Relative Neighbourhood Graph
Ad-hoc implementation of Relative Neighborhood Graph (RNG)
Under the heuristic assumption that that each vertex in a RelativeNeighborhoodGraph
will have at most valence 6, this could be a way to exploit Nearest
to compute it:
ClearAll[RelativeNeighborhoodGraph];
RelativeNeighborhoodGraph[pts_?((MatrixQ[#] && Dimensions[#][[2]] == 2) &)] :=
Module[{nf, i, j, p, q, edgelengths, edges},
nf = Nearest[pts -> Automatic];
i = Join @@ Rest[Transpose[nf[pts, {7, ∞}]]];
j = Join @@ ConstantArray[Range[Length[pts]], 6];
edges = DeleteDuplicates[Sort /@ Transpose[{i, j}]];
{i, j} = Transpose[edges];
p = pts[[i]];
q = pts[[j]];
edgelengths = Sqrt[Dot[Subtract[p, q]^2, ConstantArray[1., 2]]];
edges = Pick[
edges,
MapThread[
{x, y, d} \[Function] Length[Intersection[nf[x, {∞, d}], nf[y, {∞, d}]]],
{p, q, edgelengths + 100 $MachineEpsilon}
],
2
];
Graph[Range[Length[pts]], UndirectedEdge @@@ edges, VertexCoordinates -> pts]
]
Usage example:
SeedRandom[20181008];
pts = RandomReal[{-1, 1}, {1000, 2}]
RelativeNeighborhoodGraph[pts]
Implementation of $\beta$-Skeleton for $\beta \geq 1$
The $2$-Skeleton is precisely the RNG. So we can try to compute this one.

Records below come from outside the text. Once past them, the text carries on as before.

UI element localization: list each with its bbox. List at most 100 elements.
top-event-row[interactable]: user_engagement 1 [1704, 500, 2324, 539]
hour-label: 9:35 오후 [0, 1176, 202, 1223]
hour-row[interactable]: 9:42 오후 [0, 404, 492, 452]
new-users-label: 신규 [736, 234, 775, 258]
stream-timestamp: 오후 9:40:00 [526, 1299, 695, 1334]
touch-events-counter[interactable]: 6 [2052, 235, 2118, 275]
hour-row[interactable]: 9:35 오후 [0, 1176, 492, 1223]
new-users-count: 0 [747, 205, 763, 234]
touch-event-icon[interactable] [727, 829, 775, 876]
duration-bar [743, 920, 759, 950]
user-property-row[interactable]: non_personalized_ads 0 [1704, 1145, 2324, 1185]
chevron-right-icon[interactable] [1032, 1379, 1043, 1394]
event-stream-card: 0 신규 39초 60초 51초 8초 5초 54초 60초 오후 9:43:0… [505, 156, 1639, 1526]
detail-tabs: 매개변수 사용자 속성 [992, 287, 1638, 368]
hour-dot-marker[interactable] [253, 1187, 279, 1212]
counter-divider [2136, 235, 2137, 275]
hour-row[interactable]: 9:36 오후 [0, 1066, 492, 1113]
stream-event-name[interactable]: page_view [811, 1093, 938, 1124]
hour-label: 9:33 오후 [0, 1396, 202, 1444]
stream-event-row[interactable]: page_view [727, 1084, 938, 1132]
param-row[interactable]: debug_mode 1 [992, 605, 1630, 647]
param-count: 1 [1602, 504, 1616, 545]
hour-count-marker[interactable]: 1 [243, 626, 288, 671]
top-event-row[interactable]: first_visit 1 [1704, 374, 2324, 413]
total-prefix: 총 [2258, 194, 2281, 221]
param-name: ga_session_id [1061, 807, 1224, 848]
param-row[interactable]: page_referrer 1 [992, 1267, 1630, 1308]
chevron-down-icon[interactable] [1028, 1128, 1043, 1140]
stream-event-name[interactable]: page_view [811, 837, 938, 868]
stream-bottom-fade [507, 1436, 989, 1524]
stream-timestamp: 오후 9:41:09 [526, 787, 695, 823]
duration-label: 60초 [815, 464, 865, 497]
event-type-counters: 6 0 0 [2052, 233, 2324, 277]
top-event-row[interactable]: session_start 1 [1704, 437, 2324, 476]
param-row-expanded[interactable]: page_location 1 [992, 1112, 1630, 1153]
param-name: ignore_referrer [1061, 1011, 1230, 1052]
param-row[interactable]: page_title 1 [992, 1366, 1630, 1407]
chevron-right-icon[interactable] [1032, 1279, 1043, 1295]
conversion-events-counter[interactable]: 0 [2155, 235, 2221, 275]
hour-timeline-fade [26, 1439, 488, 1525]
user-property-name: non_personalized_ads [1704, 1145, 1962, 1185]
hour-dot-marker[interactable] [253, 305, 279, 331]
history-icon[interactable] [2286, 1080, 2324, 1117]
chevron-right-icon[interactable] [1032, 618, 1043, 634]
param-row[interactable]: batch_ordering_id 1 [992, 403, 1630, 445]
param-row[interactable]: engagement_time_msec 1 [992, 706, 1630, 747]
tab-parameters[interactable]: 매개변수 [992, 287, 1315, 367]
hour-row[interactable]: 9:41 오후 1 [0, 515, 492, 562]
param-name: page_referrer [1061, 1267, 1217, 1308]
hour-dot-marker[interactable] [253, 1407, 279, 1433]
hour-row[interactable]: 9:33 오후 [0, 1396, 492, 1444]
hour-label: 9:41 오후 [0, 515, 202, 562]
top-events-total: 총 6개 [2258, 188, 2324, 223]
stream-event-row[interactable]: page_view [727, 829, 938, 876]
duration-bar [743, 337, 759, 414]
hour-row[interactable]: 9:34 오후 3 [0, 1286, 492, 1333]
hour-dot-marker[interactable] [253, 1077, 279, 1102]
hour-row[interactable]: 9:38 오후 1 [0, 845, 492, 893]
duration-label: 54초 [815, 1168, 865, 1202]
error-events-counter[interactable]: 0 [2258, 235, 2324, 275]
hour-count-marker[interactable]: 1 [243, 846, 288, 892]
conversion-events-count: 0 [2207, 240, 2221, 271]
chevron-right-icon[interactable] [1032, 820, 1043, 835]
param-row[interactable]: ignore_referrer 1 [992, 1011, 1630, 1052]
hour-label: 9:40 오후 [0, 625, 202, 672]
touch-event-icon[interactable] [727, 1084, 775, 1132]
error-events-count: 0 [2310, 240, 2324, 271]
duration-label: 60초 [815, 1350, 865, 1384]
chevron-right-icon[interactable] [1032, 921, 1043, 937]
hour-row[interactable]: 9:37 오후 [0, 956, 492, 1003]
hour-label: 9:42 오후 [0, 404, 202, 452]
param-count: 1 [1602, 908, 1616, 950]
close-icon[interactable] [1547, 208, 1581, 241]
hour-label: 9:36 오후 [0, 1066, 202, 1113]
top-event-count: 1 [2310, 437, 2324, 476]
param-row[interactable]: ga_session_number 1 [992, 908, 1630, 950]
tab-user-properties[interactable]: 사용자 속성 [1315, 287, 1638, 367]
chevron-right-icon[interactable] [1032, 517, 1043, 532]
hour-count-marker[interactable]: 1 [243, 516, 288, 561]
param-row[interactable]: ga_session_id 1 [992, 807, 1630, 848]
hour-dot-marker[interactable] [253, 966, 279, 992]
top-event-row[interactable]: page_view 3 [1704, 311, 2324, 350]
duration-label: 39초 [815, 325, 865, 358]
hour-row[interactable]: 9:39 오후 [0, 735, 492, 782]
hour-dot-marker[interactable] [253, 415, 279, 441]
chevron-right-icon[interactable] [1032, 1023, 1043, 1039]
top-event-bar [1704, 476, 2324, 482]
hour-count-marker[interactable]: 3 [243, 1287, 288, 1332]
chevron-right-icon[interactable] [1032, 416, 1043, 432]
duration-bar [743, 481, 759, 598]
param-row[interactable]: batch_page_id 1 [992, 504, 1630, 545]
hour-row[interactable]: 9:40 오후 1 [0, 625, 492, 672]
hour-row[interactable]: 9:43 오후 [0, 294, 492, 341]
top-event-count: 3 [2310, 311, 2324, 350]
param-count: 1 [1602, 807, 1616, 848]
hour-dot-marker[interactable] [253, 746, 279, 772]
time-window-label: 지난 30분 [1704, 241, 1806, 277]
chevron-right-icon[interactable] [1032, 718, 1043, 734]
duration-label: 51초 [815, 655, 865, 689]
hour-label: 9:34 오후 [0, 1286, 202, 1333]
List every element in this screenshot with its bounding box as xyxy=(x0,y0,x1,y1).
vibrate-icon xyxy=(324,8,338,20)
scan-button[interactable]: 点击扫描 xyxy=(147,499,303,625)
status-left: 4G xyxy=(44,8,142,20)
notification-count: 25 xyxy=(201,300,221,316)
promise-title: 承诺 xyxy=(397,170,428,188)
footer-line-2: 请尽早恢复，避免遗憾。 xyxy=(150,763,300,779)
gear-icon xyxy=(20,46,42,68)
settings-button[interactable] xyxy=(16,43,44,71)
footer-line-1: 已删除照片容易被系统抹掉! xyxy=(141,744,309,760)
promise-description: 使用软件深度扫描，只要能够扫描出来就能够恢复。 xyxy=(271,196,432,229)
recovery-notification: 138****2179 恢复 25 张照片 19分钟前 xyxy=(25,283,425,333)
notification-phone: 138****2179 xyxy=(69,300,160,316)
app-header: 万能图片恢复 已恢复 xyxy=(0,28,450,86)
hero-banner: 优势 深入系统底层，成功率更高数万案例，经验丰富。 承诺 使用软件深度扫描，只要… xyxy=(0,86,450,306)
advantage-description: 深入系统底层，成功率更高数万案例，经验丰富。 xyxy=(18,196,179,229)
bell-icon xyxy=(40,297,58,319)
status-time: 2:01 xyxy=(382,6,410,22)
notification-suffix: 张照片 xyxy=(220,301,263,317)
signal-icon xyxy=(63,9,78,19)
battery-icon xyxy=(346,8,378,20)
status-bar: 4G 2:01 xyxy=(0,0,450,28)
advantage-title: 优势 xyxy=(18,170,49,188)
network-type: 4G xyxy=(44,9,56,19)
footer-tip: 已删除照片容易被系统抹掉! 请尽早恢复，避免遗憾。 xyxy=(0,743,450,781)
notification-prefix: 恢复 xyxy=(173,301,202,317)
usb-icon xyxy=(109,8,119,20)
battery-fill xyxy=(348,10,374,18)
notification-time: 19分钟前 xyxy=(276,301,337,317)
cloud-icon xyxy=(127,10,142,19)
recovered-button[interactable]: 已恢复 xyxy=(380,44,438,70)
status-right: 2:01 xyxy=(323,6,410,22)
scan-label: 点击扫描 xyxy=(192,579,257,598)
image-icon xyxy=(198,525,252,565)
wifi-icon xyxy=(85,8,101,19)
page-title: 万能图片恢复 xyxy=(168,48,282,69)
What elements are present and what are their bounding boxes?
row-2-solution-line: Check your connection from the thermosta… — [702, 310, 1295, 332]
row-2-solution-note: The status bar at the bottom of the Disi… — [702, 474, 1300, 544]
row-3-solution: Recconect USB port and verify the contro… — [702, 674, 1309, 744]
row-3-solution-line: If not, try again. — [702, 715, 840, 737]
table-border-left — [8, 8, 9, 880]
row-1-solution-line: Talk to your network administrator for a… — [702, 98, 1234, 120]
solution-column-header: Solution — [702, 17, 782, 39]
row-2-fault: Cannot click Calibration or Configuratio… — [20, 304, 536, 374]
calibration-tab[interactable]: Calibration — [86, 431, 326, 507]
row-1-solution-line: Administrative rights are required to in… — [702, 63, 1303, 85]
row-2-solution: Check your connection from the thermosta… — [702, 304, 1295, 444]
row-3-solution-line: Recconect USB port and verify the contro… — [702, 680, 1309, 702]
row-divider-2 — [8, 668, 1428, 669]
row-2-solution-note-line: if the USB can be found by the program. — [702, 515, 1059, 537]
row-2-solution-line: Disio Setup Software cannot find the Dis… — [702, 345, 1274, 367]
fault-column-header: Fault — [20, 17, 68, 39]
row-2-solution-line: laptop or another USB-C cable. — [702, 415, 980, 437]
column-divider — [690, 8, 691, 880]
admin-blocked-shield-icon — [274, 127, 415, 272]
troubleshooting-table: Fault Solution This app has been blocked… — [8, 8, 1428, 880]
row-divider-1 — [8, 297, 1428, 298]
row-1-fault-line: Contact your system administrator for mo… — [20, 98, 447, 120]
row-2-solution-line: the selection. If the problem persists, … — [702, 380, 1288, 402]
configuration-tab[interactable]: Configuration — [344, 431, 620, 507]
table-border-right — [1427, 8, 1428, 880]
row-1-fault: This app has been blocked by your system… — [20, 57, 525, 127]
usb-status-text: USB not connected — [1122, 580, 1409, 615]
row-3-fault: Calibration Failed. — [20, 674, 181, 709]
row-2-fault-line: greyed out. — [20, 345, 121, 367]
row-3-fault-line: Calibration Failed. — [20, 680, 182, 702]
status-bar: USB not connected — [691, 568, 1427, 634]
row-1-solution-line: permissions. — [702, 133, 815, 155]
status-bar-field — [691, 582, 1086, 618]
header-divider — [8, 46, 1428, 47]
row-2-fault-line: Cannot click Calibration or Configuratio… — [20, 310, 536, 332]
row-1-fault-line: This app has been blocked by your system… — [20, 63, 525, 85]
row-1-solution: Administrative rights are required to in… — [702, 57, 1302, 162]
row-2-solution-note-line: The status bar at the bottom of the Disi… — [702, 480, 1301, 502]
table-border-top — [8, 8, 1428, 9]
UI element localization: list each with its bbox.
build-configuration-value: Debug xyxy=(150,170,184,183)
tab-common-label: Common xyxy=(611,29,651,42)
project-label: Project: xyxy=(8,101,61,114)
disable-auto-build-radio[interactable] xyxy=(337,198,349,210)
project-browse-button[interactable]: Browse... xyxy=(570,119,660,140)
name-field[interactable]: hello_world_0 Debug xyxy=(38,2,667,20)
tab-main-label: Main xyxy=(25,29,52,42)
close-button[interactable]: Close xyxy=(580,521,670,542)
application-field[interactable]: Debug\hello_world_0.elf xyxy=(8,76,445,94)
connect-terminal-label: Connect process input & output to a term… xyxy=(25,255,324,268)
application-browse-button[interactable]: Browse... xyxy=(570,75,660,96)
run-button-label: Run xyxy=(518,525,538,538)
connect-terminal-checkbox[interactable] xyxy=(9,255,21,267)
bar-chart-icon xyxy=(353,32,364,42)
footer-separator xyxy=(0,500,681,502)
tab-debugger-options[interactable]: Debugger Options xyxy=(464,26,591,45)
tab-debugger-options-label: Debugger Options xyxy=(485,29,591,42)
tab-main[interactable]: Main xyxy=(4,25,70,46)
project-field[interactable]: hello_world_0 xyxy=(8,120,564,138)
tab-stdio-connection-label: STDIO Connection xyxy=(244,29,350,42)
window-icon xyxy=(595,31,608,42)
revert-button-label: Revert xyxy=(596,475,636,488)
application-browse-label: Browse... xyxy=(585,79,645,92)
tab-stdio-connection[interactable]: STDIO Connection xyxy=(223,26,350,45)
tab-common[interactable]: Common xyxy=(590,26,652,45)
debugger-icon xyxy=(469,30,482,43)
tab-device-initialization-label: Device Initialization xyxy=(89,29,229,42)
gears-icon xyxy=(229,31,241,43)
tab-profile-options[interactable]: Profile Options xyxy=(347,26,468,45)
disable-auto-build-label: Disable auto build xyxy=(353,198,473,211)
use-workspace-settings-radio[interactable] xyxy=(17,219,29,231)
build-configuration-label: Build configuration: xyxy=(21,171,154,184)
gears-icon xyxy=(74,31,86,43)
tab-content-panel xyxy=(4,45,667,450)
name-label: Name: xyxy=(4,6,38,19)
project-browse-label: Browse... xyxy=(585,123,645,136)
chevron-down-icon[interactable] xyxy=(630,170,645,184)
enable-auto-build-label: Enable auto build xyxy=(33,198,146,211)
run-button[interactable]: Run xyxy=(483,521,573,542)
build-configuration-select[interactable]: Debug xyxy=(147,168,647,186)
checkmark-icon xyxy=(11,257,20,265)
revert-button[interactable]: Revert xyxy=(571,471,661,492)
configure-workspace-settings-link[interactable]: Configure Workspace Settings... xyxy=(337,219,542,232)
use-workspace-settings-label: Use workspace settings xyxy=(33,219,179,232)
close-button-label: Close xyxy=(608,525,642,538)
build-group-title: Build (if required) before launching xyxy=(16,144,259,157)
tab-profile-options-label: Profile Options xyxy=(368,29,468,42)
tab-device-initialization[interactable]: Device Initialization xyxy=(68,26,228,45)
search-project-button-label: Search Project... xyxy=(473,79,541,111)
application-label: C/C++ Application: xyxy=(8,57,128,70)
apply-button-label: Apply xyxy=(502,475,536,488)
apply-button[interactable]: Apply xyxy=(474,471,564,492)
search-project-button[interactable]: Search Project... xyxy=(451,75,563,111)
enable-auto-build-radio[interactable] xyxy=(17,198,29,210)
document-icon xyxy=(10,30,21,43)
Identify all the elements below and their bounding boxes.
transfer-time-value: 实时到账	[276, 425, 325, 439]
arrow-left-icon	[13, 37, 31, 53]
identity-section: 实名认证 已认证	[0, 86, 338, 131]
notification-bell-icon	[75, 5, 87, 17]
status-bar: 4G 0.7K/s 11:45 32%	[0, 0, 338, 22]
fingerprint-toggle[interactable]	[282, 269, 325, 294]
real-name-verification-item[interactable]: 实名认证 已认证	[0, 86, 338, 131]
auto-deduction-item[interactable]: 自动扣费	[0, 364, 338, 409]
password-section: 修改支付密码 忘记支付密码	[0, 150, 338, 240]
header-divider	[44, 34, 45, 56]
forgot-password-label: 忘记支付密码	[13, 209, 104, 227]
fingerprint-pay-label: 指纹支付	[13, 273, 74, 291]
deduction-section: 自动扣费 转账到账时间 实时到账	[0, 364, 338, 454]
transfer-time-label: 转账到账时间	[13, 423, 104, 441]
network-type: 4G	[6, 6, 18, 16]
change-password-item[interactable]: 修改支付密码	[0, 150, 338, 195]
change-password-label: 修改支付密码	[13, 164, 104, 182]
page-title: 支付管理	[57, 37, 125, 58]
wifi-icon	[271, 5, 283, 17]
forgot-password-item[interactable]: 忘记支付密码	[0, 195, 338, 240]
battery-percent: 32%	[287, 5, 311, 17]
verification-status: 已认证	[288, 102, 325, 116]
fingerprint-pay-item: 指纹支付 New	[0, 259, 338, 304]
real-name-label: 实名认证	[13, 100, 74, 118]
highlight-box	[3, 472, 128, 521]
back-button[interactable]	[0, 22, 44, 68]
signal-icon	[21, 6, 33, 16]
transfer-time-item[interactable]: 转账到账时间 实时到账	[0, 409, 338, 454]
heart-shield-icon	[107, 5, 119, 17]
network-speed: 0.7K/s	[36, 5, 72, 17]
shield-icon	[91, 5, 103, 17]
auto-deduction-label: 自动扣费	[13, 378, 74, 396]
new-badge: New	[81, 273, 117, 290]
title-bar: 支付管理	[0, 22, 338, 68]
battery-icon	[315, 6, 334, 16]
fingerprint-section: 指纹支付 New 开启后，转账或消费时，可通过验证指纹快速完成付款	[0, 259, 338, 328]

The strategy is the same as above: First sieving out a list of edges that a as-small-as-possible superset of the $\beta$-Skeleton's edge list.
For $\beta \geq 1$, we may exploit that the $\beta$-Skeleton is a subgraph of the edge-graph of the Delaunay triangulation. So we may skip the heuristic sieving argument from above and start from the edges of DelaunayMesh[pts]
.
ClearAll[BetaSkeleton];
BetaSkeleton[
pts_?((MatrixQ[#] && Dimensions[#][[2]] == 2) &),
β_ /; β >= 1
] := Module[{nf, i, j, p, q, r, edgelengths, edges},
nf = Nearest[pts -> Automatic];
edges =
MeshCells[DelaunayMesh[pts], 1, "Multicells" -> True][[1, 1]];
{i, j} = Transpose[edges];
p = pts[[i]];
q = pts[[j]];
r = 0.5 β;
edgelengths = Sqrt[Dot[Subtract[p, q]^2, ConstantArray[1., 2]]];
edges =
Pick[edges,
MapThread[
{x, y, d} \[Function] Length[
Intersection[
nf[x + (r - 1) (x - y), {∞, d}],
nf[y + (r - 1) (y - x), {∞, d}]
]
],
{p, q, r (edgelengths + 100 $MachineEpsilon)}
],
2
];
Graph[Range[Length[pts]], UndirectedEdge @@@ edges, VertexCoordinates -> pts]
]
Examples:
BetaSkeleton[pts, 2.0]
BetaSkeleton[pts, 2.5]
IGraph/M now has functions for computing a few types of proximity graphs, including the relative neighbourhood graph and β-skeletons.
IGRelativeNeighborhoodGraph@RandomPoint[Disk[], 1000]
This is still a work-in-progress and performance optimizations, as well as generalizations, are possible in the future.